HILLSBORO, OR -- (Marketwire) -- 10/26/12 -- Columbia Commercial Bancorp (OTCBB: CLBC), a single bank holding company for Columbia Community Bank (the Bank), reports a net profit of $294,000, or $0.09 per diluted share for the third quarter of 2012 compared to $133,000 and $211,000, or $0.04 and $0.07 per diluted share, for the second and first quarters of 2012, respectively. For the nine months ended September 30, 2012 net income was $638,000, or $0.20 per diluted share, compared to net income of $24,000, or $0.01 per diluted share, for the same nine month period in 2011.
"We continue to see the successes of our strategic initiatives," states the Company's President and CEO, Rick A. Roby. And he continues, "Growth in core deposits over the past year has allowed the Company to use these funds and other low-yielding excess liquidity to continually pay-down high cost liabilities while also growing loans which have resulted in increasing net interest income despite a low interest rate environment and a very competitive loan market.
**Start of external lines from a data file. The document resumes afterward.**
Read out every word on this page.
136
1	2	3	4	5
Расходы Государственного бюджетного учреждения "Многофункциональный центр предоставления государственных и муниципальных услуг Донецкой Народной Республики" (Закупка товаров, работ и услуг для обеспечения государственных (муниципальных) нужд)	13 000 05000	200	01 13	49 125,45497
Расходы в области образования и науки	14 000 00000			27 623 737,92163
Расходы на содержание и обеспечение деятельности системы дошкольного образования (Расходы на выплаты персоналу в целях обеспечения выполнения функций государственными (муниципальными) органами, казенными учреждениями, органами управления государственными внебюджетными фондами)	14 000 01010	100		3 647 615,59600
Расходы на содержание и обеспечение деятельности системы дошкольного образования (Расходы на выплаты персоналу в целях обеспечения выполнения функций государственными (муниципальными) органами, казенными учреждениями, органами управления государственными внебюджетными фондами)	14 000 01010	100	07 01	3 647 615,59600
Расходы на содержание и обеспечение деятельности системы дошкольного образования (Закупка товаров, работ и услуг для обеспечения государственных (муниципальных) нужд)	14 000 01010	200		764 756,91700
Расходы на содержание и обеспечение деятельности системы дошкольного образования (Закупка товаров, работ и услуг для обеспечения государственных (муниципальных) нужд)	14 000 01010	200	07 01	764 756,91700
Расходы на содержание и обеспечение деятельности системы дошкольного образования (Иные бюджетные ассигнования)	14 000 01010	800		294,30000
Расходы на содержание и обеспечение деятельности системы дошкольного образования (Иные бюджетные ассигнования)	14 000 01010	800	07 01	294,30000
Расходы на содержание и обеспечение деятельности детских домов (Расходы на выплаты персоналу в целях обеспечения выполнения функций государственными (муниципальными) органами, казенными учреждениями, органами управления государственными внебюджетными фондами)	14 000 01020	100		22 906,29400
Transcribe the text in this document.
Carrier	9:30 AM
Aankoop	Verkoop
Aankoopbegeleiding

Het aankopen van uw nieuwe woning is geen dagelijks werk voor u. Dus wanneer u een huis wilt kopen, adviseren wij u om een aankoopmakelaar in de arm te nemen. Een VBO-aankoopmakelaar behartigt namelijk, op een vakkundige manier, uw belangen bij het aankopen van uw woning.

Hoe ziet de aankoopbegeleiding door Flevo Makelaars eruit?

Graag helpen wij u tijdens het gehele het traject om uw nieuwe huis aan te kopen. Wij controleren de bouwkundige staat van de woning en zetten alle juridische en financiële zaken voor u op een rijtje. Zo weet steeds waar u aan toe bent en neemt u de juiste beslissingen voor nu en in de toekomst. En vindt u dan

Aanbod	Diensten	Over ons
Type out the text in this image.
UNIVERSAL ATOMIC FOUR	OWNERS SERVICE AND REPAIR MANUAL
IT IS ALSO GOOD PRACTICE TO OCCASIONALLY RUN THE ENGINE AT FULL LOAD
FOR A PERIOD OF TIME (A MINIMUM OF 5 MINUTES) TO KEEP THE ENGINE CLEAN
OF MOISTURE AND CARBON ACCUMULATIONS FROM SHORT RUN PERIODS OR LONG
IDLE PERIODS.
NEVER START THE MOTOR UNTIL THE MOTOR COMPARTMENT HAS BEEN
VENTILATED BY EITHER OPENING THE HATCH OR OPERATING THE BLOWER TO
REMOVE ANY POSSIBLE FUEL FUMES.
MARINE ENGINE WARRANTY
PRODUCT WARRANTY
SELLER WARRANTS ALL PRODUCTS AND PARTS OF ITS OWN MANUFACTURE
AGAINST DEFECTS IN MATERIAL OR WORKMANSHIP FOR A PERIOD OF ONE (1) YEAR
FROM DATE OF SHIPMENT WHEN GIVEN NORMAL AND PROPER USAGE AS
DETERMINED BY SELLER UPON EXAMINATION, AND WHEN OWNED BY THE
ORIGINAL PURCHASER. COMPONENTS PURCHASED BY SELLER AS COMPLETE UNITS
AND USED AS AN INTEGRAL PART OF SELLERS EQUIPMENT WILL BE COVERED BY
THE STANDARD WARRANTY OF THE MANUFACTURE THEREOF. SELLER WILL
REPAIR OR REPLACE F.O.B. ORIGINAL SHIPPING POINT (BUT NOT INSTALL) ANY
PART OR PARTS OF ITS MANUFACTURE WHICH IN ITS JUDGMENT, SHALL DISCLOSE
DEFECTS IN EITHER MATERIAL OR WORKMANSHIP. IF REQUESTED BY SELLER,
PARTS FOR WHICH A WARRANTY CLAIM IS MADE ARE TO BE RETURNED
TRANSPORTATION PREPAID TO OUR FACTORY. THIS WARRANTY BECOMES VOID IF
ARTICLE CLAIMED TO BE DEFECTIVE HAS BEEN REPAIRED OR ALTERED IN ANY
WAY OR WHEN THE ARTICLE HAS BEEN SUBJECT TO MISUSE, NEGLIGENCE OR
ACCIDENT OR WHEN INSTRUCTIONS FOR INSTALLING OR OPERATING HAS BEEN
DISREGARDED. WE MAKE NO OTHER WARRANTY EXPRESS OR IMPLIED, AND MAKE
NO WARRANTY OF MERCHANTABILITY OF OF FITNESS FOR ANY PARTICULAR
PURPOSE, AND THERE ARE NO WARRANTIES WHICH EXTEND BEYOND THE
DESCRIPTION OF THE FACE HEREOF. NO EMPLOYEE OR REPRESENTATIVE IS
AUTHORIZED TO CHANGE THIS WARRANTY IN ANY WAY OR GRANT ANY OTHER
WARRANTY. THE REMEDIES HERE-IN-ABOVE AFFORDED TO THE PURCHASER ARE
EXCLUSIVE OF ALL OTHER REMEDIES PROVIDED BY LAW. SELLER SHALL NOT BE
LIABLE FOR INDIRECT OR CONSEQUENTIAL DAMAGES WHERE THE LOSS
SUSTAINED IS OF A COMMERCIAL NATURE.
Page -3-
This along with a continued reduction in problem loan related expenses and the strengthening of the Bank's loan portfolio, meaning no loan loss provision expense, profitability continues to improve."
Total assets as of September 30, 2012 at $346.0 million were down $6.6 million, or 1.9%, when compared to the $352.6 million as of December 31, 2011 and were down $18.3 million, or 5.0%, when compared to the $364.3 million as of September 30, 2011. "A reduction in the overall assets over the past year shows the Company has been successful with its deleveraging strategy, but just as importantly, the recent increase in outstanding loans shows the Company is succeeding at improving its asset mix," states Mr. Roby. Outstanding loans were $243.8 million as of September 30, 2012, which was an increase of $5.4 million or 2.3% since December 31, 2011 when they were $238.4 million. Mr. Johnson, the Company's Chief Credit Officer comments, "With the competitive nature of our markets today and the continued reduction of problematic construction and development loans, we are very pleased to be seeing overall loan growth when compared to last year, and especially the net growth over this past quarter which exceeded $3.0 million." Construction and land development loans were $44.5 million, or 18.5% of loans, as of September 30, 2011 and were down $9.1 million to $35.4 million, or 14.5% of loans, as of September 30, 2012. And included in this amount are $6.4 million of commercial construction projects in process.
The allowance for loan losses was $7.0 million, or 2.86% of loans, as of September 30, 2012 which is relatively consistent with the $7.1 million, or 2.97% of loans as of December 31, 2011. For the first nine months of 2012, loan charge-offs were $1.6 million, loan recoveries were $1.5 million and there has been no loan loss provision expense, therefore minimal net change to the allowance for loan losses this year. For the first nine months of 2011, there were $1.6 million in loan charge-offs, $232,000 in recoveries, and a $1.4 million loan loss provision expense.